E. 8.4.4 En l'espèce, il ressort des rapports médicaux versés au dossier que le recourant présente un trouble anxio-dépressif léger (CIM-10 F 41.2) ainsi qu'un état de stress post-traumatique. Il bénéficie d'un traitement médicamenteux constitué d'un antidépresseur et d'un anxiolytique. Son état est stationnaire et ne nécessite pas de thérapie complémentaire ni la prise en charge par un spécialiste, notamment sous l'angle psychiatrique. Sans minimiser les affections dont souffre l'intéressé, il y a lieu de retenir qu'elles n'apparaissent pas d'une gravité telle que le transfert litigieux serait illicite au sens restrictif de la jurisprudence.
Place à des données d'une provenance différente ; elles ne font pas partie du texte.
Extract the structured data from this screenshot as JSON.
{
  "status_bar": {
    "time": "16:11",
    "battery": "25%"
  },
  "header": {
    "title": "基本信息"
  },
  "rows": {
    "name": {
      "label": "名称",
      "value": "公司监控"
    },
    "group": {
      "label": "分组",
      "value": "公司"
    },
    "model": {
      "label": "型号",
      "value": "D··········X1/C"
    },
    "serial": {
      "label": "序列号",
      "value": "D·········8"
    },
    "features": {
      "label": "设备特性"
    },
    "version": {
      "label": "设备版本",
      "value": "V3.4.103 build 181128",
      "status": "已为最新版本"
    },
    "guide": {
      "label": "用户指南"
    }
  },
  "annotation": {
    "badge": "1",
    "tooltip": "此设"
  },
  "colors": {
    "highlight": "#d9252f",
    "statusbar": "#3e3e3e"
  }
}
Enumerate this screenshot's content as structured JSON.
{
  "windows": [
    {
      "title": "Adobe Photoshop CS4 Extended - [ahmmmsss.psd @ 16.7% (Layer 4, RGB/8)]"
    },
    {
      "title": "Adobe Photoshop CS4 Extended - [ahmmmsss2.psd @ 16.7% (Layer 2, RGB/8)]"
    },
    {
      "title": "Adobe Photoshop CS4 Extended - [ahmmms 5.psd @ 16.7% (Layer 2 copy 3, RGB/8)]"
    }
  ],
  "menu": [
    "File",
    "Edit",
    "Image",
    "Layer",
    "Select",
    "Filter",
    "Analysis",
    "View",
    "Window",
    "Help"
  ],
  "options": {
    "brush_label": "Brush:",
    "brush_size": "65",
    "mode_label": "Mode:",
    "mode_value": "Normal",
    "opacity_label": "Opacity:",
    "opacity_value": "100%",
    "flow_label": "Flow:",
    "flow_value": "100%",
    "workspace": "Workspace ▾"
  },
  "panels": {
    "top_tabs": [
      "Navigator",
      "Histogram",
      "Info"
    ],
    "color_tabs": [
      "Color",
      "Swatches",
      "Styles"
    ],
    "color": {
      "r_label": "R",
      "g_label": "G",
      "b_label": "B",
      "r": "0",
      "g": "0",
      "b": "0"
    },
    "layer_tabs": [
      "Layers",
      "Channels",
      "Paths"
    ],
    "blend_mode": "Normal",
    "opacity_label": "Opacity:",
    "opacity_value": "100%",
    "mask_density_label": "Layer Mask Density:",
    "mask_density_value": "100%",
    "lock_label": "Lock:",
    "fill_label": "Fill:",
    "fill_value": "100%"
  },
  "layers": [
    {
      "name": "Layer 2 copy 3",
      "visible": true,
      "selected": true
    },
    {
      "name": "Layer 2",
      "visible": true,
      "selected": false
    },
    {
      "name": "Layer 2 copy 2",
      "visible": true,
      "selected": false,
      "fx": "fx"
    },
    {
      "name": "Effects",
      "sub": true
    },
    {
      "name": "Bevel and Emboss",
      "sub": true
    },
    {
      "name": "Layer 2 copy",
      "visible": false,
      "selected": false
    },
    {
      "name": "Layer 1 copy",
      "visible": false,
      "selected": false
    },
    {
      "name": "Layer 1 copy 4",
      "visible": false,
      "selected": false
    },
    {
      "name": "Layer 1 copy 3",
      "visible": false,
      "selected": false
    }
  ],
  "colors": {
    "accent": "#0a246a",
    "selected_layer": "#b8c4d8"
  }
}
En particulier, il ne résulte aucunement des pièces produites que le recourant ne serait pas en mesure de voyager ou que son transfert représenterait en tant que tel un danger concret pour sa santé. Par ailleurs, il n'existe pas d'indices sérieux que le recourant présente une vulnérabilité particulière qui aurait requis du SEM de procéder à des mesures d'instruction complémentaires sur sa situation médicale et de vérifier, sur cette base, s'il lui incombait d'obtenir des garanties individuelles de la part des autorités bulgares, voire de renoncer à l'exécution du transfert, conformément aux exigences jurisprudentielles (cf. arrêt du Tribunal F-7195/2018 du 11 février 2020 consid. 7.4.2). En outre, aucune raison ne permet de penser que le traitement, somme toute simple et courant eu égard à la nature des deux seuls médicaments prescrits, que requiert l'état de santé du recourant n'est pas disponible en Bulgarie, ne serait-ce que sous la forme de génériques (cf. arrêts du Tribunal E-4619/202 du 3 novembre 2022 consid. 5.4.2 ; D-4840/202 du 31 octobre 2022 consid. 6.5.3 ; D-4686/2022 du 24 octobre 2022 consid. 11.4). Il y a lieu de rappeler que ce pays est lié par la directive Accueil et, partant, qu'il doit notamment faire en sorte que les demandeurs d'asile reçoivent les soins médicaux nécessaires, soit à tout le moins les soins urgents et les traitements essentiels des maladies et des troubles mentaux graves, et fournir l'assistance médicale, ou autre, nécessaire aux personnes ayant des besoins particuliers en matière d'accueil, y compris, s'il y a lieu, des soins de santé mentale appropriés (cf. art. 19 par. 1 et 2 directive Accueil). En outre, rien ne permet d'admettre que la Bulgarie refuserait au recourant la prise en charge médicale dont il aura besoin.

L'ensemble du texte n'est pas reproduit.